Generalmente, en el ámbito de los gimnasios, solo se suelen contemplar el volumen (series y repeticiones), la intensidad (%1RM, si el entrenador es bueno) y el descanso entre series.

Bien, pues en una de las investigaciones de mi tesis doctoral (Anàlisi de les capacitats contràctils mitjançant el mètode Tensiomiogràfic –TMG-, 2012) analizamos el efecto sobre la capacidad contráctil (cambios en el tono, en el tiempo de contracción y en la velocidad de contracción) y sobre la potencia máxima al mismo %1RM (en ese caso, al 70%1RM) antes y después de tres protocolos de entrenamiento en diferentes participantes que tenían el mismo número de repeticiones totales, el mismo %1RM (70%) y el mismo tiempo de descanso.

Ahora puede que pienses: ¿Y en qué se diferenciaban los 3 protocolos? Si las repeticiones eran las mismas, el %1RM era el mismo y el descanso era el mismo… Si lo has pensado, vas bien, y si estás pensando que la diferencia fue la velocidad de ejecución, la gran olvidada en el entrenamiento de la fuerza, vas muy bien.

La velocidad de ejecución (o en ocasiones, la intención de ejecutar a una velocidad), influye en la actividad neural: frecuencia de estímulo, cambios en el modelo de reclutamiento y mejora de la sincronización. Si la carga es alta, también mayor reclutamiento; pero además tiene una clara incidencia en la estructura del músculo, ya que estimula y hipertrofia selectivamente las fibras FT, fundamentales en la mejora de la manifestación rápida de la fuerza (González Badillo y Gorostiaga, 1995). Así pues, ¿la diferencia entre los 3 protocolos fue la velocidad de ejecución?
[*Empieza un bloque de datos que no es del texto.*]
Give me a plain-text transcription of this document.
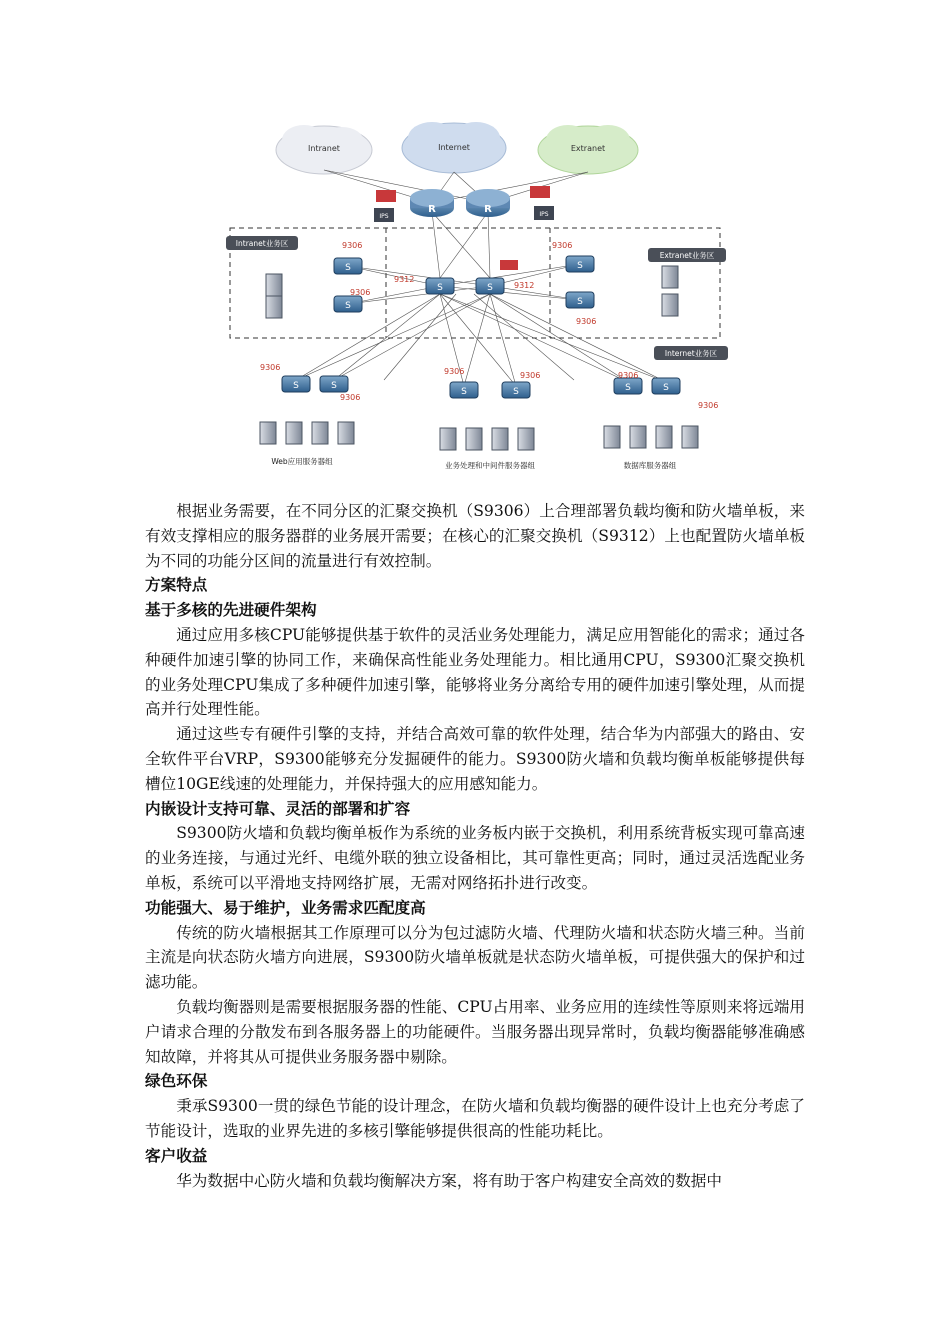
Intranet	Internet	Extranet
R	R
IPS	IPS
Intranet业务区
Extranet业务区
Internet业务区
S
S
S	S
S
S
S	S
S	S	S	S
9306
9306
9312
9312
9306
9306
9306
9306
9306	9306	9306
9306
Web应用服务器组	业务处理和中间件服务器组	数据库服务器组

根据业务需要，在不同分区的汇聚交换机（S9306）上合理部署负载均衡和防火墙单板，来有效支撑相应的服务器群的业务展开需要；在核心的汇聚交换机（S9312）上也配置防火墙单板为不同的功能分区间的流量进行有效控制。

方案特点
基于多核的先进硬件架构

通过应用多核CPU能够提供基于软件的灵活业务处理能力，满足应用智能化的需求；通过各种硬件加速引擎的协同工作，来确保高性能业务处理能力。相比通用CPU，S9300汇聚交换机的业务处理CPU集成了多种硬件加速引擎，能够将业务分离给专用的硬件加速引擎处理，从而提高并行处理性能。

通过这些专有硬件引擎的支持，并结合高效可靠的软件处理，结合华为内部强大的路由、安全软件平台VRP，S9300能够充分发掘硬件的能力。S9300防火墙和负载均衡单板能够提供每槽位10GE线速的处理能力，并保持强大的应用感知能力。

内嵌设计支持可靠、灵活的部署和扩容

S9300防火墙和负载均衡单板作为系统的业务板内嵌于交换机，利用系统背板实现可靠高速的业务连接，与通过光纤、电缆外联的独立设备相比，其可靠性更高；同时，通过灵活选配业务单板，系统可以平滑地支持网络扩展，无需对网络拓扑进行改变。

功能强大、易于维护，业务需求匹配度高

传统的防火墙根据其工作原理可以分为包过滤防火墙、代理防火墙和状态防火墙三种。当前主流是向状态防火墙方向进展，S9300防火墙单板就是状态防火墙单板，可提供强大的保护和过滤功能。

负载均衡器则是需要根据服务器的性能、CPU占用率、业务应用的连续性等原则来将远端用户请求合理的分散发布到各服务器上的功能硬件。当服务器出现异常时，负载均衡器能够准确感知故障，并将其从可提供业务服务器中剔除。

绿色环保

秉承S9300一贯的绿色节能的设计理念，在防火墙和负载均衡器的硬件设计上也充分考虑了节能设计，选取的业界先进的多核引擎能够提供很高的性能功耗比。

客户收益

华为数据中心防火墙和负载均衡解决方案，将有助于客户构建安全高效的数据中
No.

A cada sujeto se le calculo su 1RM, luego se le calculó su potencia máxima al 70%1RM (velocidad máxima a esa carga) y se les hizo entrenar a todos, en los 3 protocolos “distintos”, al 70% de la potencia máxima manifestada al 70%1RM (se marcaba la velocidad con un metrónomo) con esa carga del 70%1RM, y eso, con el mismo número de repeticiones, y el mismo descanso…
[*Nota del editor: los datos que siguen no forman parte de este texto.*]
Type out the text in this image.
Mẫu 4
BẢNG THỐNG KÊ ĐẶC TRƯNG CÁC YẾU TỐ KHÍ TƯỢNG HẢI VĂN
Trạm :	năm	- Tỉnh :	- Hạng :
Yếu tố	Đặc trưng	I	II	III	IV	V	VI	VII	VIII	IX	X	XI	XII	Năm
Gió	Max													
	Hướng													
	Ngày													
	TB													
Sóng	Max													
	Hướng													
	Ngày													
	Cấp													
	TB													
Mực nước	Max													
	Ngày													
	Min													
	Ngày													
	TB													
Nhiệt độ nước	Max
Mismo volumen total, misma intensidad, tanto en %1RM como en velocidad, mismo descanso, y ahora sí que te debes plantear dónde estaba la diferencia entre los 3 protocolos. Pues bien, estaba en la estructura: series y repeticiones.

Una vez calculado el 70% de la potencia máxima al 70%1RM, se les calculó cuantas repeticiones eran capaces de realizar siguiendo ese ritmo hasta no poder seguir el ritmo, es decir, “al fallo” (entendiendo “fallo” en este caso como incapacidad de seguir el ritmo y por tanto, bajar la potencia de ejecución). Una vez obtenido esa capacidad de trabajo (Carácter del Esfuerzo Máximo, según González Badillo, 1998) se elaboraron los 3 protocolos de trabajo:

  • P30: 12 series al 30% de repeticiones de esa capacidad de trabajo.
    • Por ejemplo, si podía realizar 20 repeticiones, serían 12 series de 6 repeticiones (72 repeticiones totales).
  • P60: 6 series al 60% de repeticiones de esa capacidad de trabajo.
    • Mismo ejemplo para 20 repeticiones máximas, serían 6 series de 12 repeticiones (72 repeticiones totales).
  • P90: 4 series al 90% de repeticiones de esa capacidad de trabajo.
    • Siguiendo el ejemplo de las 20 repeticiones máximas, serían 4 series de 18 repeticiones (72 repeticiones totales).

Ahora sí hay diferencia, ¿verdad?

¿Cuáles fueron los resultados? Pues que en el P30 no hubo pérdida de potencia al finalizar respecto al inicio, y se mejoró significativamente la velocidad de contracción y se redujo significativamente el tiempo de contracción. Es decir, una mejoría en la capacidad contráctil.

En el P60 no hubo cambios significativos, pero en el P90, sí hubo una disminución de la potencia máxima al final del protocolo, acompañada de una disminución significativa de la velocidad de contracción y de la capacidad contráctil. Es decir una disminución del rendimiento y de la capacidad contráctil.

Carga de entrenamiento

¿Qué nos dice esto?

Pues que los registros de cargas de entrenamiento habituales basados en repeticiones totales, intensidad de trabajo y tiempos de descanso, son insuficientes. Hay que tener en cuenta como se están estructurando estas cargas de entrenamiento, a poder ser mediante el Carácter del Esfuerzo.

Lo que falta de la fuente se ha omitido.